Documentary Explores How Gays and Lesbians Were Branded as Security Risks

By: Shane Harris

During the 1950s, US lawmakers and government officials claimed that since homosexuality was considered a mental illness, and shameful, communists would threaten to expose gay and lesbian US government employees if they didn't agree to spy for the Soviet Union. 

"Sex Perverts in Government Said Weak Link as Spy Prey," read one headline at the time. 

Sen. Joseph McCarthy declared, "Homosexuals must not be handling top secret material." 

But a new documentary, The Lavender Scare, explores how US officials actually became blackmailers and extortionists as they tried to root out gay men and lesbians from the ranks of the civil service. An executive order by President Dwight Eisenhower, signed 60 years ago this Saturday, touched off what the filmmakers describe as "a witch hunt" that ended the careers of thousands of people, who were threatened with public exposure if they didn't quit their jobs. But unexpectedly, the purge also set in motion a protest by a few individuals that helped start the modern LGBT rights movement. 

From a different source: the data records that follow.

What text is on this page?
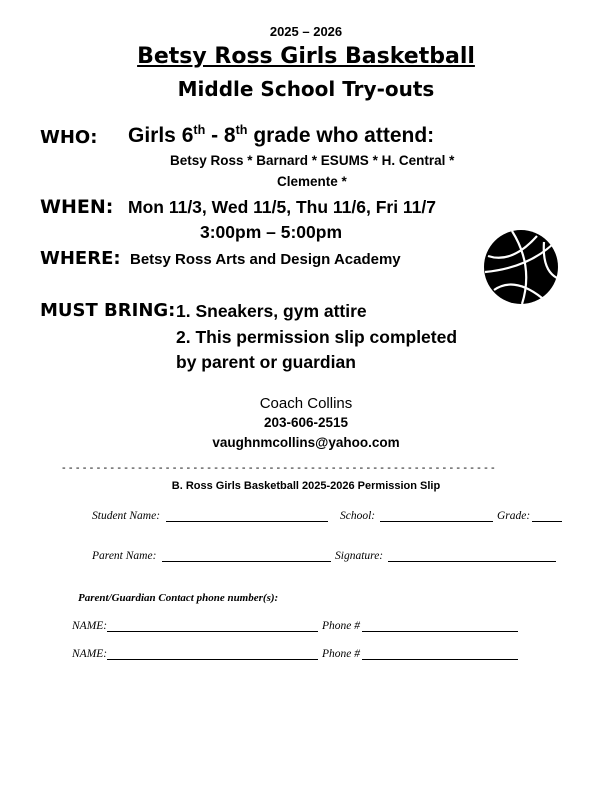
2025 – 2026
Betsy Ross Girls Basketball
Middle School Try-outs
WHO: Girls 6th - 8th grade who attend:
Betsy Ross * Barnard * ESUMS * H. Central *
Clemente *
WHEN: Mon 11/3, Wed 11/5, Thu 11/6, Fri 11/7
3:00pm – 5:00pm
WHERE: Betsy Ross Arts and Design Academy
MUST BRING: 1. Sneakers, gym attire
2. This permission slip completed
by parent or guardian
Coach Collins
203-606-2515
vaughnmcollins@yahoo.com
- - - - - - - - - - - - - - - - - - - - - - - - - - - - - - - - - - - - - - - - - - - - - - - - - - - - - - - - - - - - - - -
B. Ross Girls Basketball 2025-2026 Permission Slip
Student Name:	School:	Grade:
Parent Name:	Signature:
Parent/Guardian Contact phone number(s):
NAME:	Phone #
NAME:	Phone #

From a national security perspective, it's remarkable how this whole paradigm has flipped. Today, in a society that's vastly more accepting of gays and lesbians, people are considered more trustworthy and less prone to blackmail if they're out of the closet. People who have nothing to hide are harder to turn. I've never heard of someone being asked during a background check whether he or she sleeps with men or women. But over the years, many intelligence officials have remarked to me how, when they began their career, being gay or lesbian was dangerous, but that it's just no longer the case. (An exception: If you're an intelligence officer serving in a region that regards homosexuality as a crime, you'd probably keep your orientation private.) 

You can watch a trailer for the film here. The producers are running a Kickstarter campaign to help finish the production. Full disclosure, a close friend of mine, who has written for The Washingtonian, is an executive producer. But even if he weren't, I'd be drawing attention this movie. This period in history is remarkable for the confluence of human rights, national security, and Cold War paranoia.